During and after East Side set gillnet fishery openings, Alaska Department of Fish and Game technicians will sample available Chinook salmon for genetic tissue, age, sex, and length composition information, and coded-wire tags at receiving sites for fish processing plants after each tide. Technicians will collect as many Chinook salmon samples as possible, at as many receiving sites as possible, many sites being sampled more than once. Chinook salmon genetic samples were collected over four years (2010–2013) from fish harvested and sold from the East Side set gillnet fishery. A mixed stock analysis was performed on tissue samples collected in 2010, 2011, and 2013; however, an analysis was not performed on tissue samples collected in 2012 due to small sample size. Geographic locations within Cook Inlet were identified to apportion the sampled harvest, which were: “Kenai River mainstem,” “Kenai River tributaries,” “Kasilof River mainstem,” and “Cook Inlet other.” The Cook Inlet other reporting group represented all remaining Cook Inlet Chinook salmon baseline populations not included in the three other reporting groups, which includes populations within the Susitna River. Reporting groups were defined based on one or more of the following criteria: 1) the genetic similarity among populations, 2) the expectation that proportional harvest would be large (>5%), or 3) the applicability to answer fishery management questions.
Results from the mixed stock analysis of harvest samples collected in 2010, 2011, and 2013 revealed that, on average, Kenai River mainstem Chinook salmon composed the majority (69%) of the East Side set gillnet Chinook salmon harvest. These results are published in a Fisheries Data Series Report (Eskelin et al. 2013 - PDF 1,412 kB). Prior to these analyses and lacking stock-specific harvest estimates, the harvests were treated as though all Chinook salmon harvested in the East Side set gillnet fishery were of Kenai River mainstem (late-run) origin even though it was known that other stocks, such as Kasilof River mainstem spawning fish, were harvested. In 2013, with additional funding through the Alaska Statewide Chinook Salmon Research Initiative, sampling was increased to allow for time and geographic stratification of stock-proportion estimates. Sampling of this fishery for mixed stock analysis will continued until Alaska Department of Fish and Game can confidently assess the variation in stock proportions with respect to geographic and timing characteristics of the harvest.
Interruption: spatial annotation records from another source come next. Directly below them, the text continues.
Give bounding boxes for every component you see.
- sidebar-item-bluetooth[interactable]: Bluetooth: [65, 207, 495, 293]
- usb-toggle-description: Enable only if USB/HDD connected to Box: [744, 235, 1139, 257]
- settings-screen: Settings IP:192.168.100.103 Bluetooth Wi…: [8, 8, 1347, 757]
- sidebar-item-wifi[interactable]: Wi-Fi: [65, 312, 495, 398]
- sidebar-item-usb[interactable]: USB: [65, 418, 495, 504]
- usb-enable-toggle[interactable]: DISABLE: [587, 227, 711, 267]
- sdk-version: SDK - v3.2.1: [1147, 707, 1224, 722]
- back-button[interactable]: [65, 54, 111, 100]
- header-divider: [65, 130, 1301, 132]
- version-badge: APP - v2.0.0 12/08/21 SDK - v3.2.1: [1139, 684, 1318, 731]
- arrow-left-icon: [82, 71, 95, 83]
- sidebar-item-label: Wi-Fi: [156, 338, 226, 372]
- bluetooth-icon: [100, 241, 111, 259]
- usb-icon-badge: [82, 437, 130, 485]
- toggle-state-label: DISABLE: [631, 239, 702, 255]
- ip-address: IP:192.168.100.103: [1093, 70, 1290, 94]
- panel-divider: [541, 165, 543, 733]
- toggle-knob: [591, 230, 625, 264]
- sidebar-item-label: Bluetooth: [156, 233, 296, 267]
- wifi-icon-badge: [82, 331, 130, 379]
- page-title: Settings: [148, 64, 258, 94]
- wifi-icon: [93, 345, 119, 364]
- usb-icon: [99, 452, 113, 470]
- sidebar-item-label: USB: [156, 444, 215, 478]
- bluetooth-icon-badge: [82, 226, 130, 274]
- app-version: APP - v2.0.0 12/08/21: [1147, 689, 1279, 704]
The Alaska Department of Fish and Game, Division of Subsistence, is studying the local and traditional knowledge of Chinook salmon in the Kenai River. Semi-directed interviews with knowledgeable and experienced fishers from all user groups to record local and traditional knowledge about Kenai River Chinook salmon, including variation in location, abundance, size, and overall health will be conducted. With a focus on small scale, place-based observations with the assistance of maps, the interviews will explore catalysts for changes in Kenai River Chinook stock status and trends as well as changes in key Chinook salmon habitat. Historical use patterns will also be documented.